178 Ill. App. 3d 838 | Ill. App. Ct. | 1989
delivered the opinion of the court:
The Department of Corrections (the Department) appeals from a trial court order directing it to pay the fees of an attorney appointed to represent the defendant, Robert Tucker, in his post-conviction petition. The defendant’s petition arose out of his conviction for murdering a fellow inmate while incarcerated in the Department’s Stateville Correctional Center. After the trial court dismissed the petition, appointed counsel filed a claim for $436.80 in attorney fees. The court ordered the County of Will to advance the fees to counsel and further ordered the Department to reimburse the county in full.
The Department acknowledges that under section 3 — 6—5 of the Unified Code of Corrections (Ill. Rev. Stat. 1987, ch. 38, par. 1003— 6 — 5), it is liable for the expenses of prosecuting inmates who commit crimes while incarcerated in any of the Department’s facilities. (See People ex rel. Conn v. Randolph (1966), 35 Ill. 2d 24, 219 N.E.2d 337.) It argues on appeal, however, that the expense of an attorney appointed to represent an indigent defendant in a post-conviction proceeding is not an expense of prosecution and the Department therefore is not liable for it.
Section 3 — 6—5 of the Code of Corrections provides in pertinent part:
“When any person is charged with committing an offense while confined by the [Department of Corrections], *** [t]he expense of prosecution shall be paid by the Department.” Ill. Rev. Stat. 1987, ch. 38, par. 1003-6-5.
The Department contends that the Criminal Code of 1961’s definition of “prosecution” shows that the legislature did not intend to include post-conviction proceedings in “expenses of prosecution.” Section 2 — 16 of the Criminal Code provides:
“ ‘Prosecution’ means all legal proceedings by which a person’s liability for an offense is determined, commencing with the return of the indictment or the issuance of the information, and including the final disposition of the case upon appeal.” (Ill. Rev. Stat. 1987, ch. 38, par. 2 — 16.)
The Department focuses on the word “liability,” arguing that post-conviction proceedings do not determine a person’s liability for a charged offense. Rather, they are new proceedings limited to a consideration of constitutional claims. (People v. Vail (1970), 46 Ill. 2d 589, 264 N.E.2d 201.) The Department also notes that in a post-conviction proceeding the defendant initiates the proceeding, not the State.
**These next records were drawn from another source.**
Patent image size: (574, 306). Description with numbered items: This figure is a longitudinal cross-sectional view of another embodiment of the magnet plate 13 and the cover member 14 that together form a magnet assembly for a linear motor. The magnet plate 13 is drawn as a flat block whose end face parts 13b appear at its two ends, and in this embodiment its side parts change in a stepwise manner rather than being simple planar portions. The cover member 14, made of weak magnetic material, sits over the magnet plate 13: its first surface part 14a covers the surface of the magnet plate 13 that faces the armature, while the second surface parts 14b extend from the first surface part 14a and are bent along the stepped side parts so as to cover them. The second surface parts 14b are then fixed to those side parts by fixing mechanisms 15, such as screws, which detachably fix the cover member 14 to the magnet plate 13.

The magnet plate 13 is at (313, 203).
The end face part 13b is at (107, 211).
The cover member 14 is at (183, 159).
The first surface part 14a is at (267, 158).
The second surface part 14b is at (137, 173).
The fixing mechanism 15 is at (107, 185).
Further, states the Department, the United States Supreme Court has held that post-conviction relief is not part of the criminal proceeding itself and is in fact considered to be civil in nature. Pennsylvania v. Finley (1987), 481 U.S. 551, 95 L. Ed. 2d 539, 107 S. Ct. 1990.
We find the Department’s position unpersuasive. While post-conviction proceedings are often termed “civil in nature,” in fact they do not fall strictly into the category of civil or criminal. (People v. Wilson (1967), 37 Ill. 2d 617, 230 N.E.2d 194.) In these proceedings, the defendant attacks the constitutionality of the underlying conviction (People v. Derengowski (1970), 44 Ill. 2d 476, 256 N.E.2d 455) and asks the trial court to enter a modifying order, including rearraignment, retrial, custody, bail or discharge. (Ill. Rev. Stat. 1987, ch. 38, par. 122 — 6.) The State’s Attorney is actively involved in working to affirm the defendant’s conviction. The defendant need not have exhausted his right of direct appeal before filing a post-conviction petition. People v. Edsall (1981), 94 Ill. App. 3d 469, 418 N.E.2d 943.
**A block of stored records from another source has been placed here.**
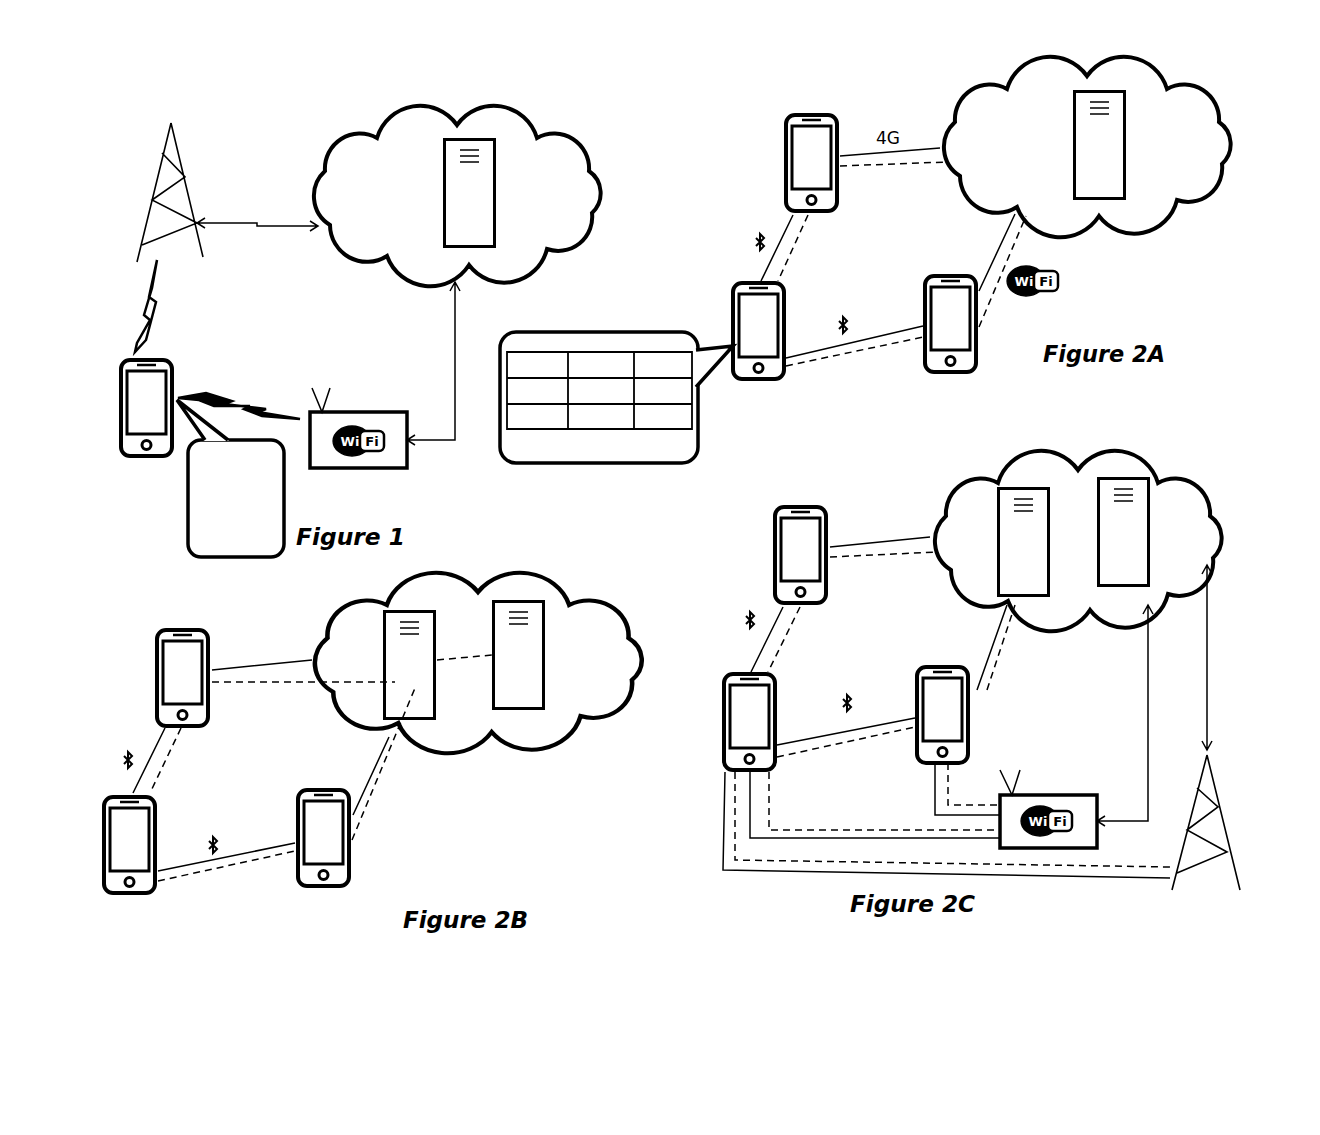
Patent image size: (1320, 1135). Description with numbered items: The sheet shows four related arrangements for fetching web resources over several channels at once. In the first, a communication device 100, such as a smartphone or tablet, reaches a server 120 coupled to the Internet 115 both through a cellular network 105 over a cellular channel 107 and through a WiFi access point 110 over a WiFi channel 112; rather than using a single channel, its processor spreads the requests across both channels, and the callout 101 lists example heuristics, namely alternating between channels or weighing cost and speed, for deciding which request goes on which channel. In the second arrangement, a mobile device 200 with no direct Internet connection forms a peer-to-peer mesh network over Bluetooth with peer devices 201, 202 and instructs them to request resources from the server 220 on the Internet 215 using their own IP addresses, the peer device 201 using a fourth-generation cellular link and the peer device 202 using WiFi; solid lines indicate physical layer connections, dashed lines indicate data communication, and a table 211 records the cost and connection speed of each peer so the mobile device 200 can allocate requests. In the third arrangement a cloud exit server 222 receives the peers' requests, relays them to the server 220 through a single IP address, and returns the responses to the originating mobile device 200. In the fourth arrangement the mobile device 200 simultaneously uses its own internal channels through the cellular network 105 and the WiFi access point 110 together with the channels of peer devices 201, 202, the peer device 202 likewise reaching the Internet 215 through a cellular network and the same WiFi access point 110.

In FIG. 1, the communication device 100 is at (133, 418).
In FIG. 1, the callout 101 is at (223, 544).
In FIG. 1, the cellular network 105 is at (176, 140).
In FIG. 2C, the cellular network 105 is at (1210, 772).
In FIG. 1, the cellular channel 107 is at (160, 296).
In FIG. 1, the WiFi access point 110 is at (348, 412).
In FIG. 2C, the WiFi access point 110 is at (1040, 795).
In FIG. 1, the WiFi channel 112 is at (228, 393).
In FIG. 1, the Internet 115 is at (587, 150).
In FIG. 1, the server 120 is at (456, 200).
In FIG. 2A, the mobile device 200 is at (745, 341).
In FIG. 2B, the mobile device 200 is at (116, 855).
In FIG. 2C, the mobile device 200 is at (736, 732).
In FIG. 2A, the peer device 201 is at (798, 173).
In FIG. 2B, the peer device 201 is at (169, 688).
In FIG. 2C, the peer device 201 is at (787, 565).
In FIG. 2A, the peer device 202 is at (937, 334).
In FIG. 2B, the peer device 202 is at (310, 848).
In FIG. 2C, the peer device 202 is at (929, 725).
In FIG. 2A, the table 211 is at (588, 455).
In FIG. 2A, the Internet 215 is at (1212, 105).
In FIG. 2B, the Internet 215 is at (630, 620).
In FIG. 2C, the Internet 215 is at (1207, 492).
In FIG. 2A, the server 220 is at (1086, 152).
In FIG. 2B, the server 220 is at (505, 662).
In FIG. 2C, the server 220 is at (1110, 539).
In FIG. 2B, the cloud exit server 222 is at (396, 672).
In FIG. 2C, the cloud exit server 222 is at (1010, 549).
A post-conviction petition arises out of and is inextricably tied to the conviction. In fact, but for the underlying prosecution, there would be no post-conviction proceeding. The Kansas Supreme Court has pointed out the artificiality of distinguishing between the criminal case and the post-conviction attack. In Stahl v. Board of County Commissioners (1967), 198 Kan. 623, 426 P.2d 134, an attorney was appointed to represent an indigent prisoner on a post-conviction attack. A Kansas statute provided that the county was to pay the costs of defending indigent persons charged with crimes. The Kansas Supreme Court found that although the post-conviction proceeding was provided for in the civil code and was technically a civil proceeding, functionally, it was part of the total review process of the criminal cause from which the proceeding arose. Accordingly, the court ruled that the county should pay the costs of appointed counsel.
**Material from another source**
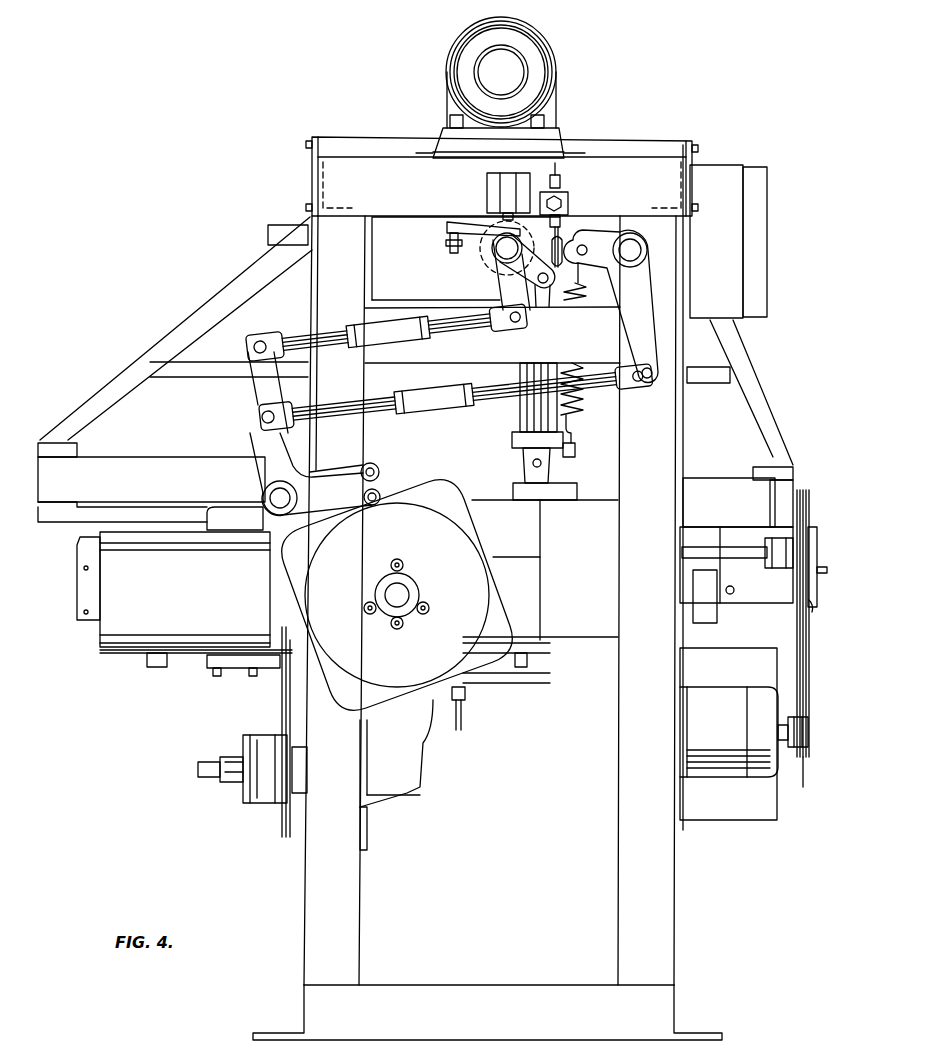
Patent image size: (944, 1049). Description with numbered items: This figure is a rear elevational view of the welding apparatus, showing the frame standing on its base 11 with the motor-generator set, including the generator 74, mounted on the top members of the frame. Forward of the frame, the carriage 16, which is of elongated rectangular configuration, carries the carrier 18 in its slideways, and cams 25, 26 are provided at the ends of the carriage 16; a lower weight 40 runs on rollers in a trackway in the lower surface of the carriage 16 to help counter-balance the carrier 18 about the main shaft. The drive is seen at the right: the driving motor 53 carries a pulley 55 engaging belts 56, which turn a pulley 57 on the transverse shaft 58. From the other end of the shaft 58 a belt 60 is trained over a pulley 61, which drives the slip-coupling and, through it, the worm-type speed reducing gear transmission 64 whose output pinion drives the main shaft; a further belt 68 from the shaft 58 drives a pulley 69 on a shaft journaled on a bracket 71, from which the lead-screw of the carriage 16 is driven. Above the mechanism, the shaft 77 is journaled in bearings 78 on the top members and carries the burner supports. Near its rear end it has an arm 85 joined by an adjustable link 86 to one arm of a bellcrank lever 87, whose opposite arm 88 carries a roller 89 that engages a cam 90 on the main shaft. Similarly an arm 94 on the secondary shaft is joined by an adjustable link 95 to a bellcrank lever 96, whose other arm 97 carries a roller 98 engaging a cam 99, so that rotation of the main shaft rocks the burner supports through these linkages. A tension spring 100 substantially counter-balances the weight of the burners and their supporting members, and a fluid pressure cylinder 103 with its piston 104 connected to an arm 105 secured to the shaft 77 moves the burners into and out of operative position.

Examination of the instant statute in light of the overall legislative purpose supports the conclusion that the expenses of post-conviction proceedings are the Department’s responsibility. Section 3 — 6— 5 is part of a larger statutory scheme to relieve counties of the financial burden of having State institutions located in them. For example, in counties in which State mental health institutions are located, the legislature provides additional funding for an assistant State’s Attorney to help handle the increased work load. (Ill. Rev. Stat. 1987, ch. 53, par. 7(c).) Similar provisions are made for counties with State correctional institutions (Ill. Rev. Stat. 1987, ch. 53, par. 7(e)), and for coimties with State senior institutions of higher education (Ill. Rev. Stat. 1987, ch. 53, par. 7(f)). Nothing in section 3 — 6—5 indicates that the legislature singled out the expenses of post-conviction proceedings and inexplicably determined that the counties should bear them.
We conclude that the legislature intended to include post-conviction petitions as an “expense of prosecution.” We therefore affirm the order of the trial court assessing the post-conviction attorney fees to the Department.
The judgment of the circuit court of Will County is affirmed.
Affirmed.
STOUDER, P.J., and BARRY, J., concur.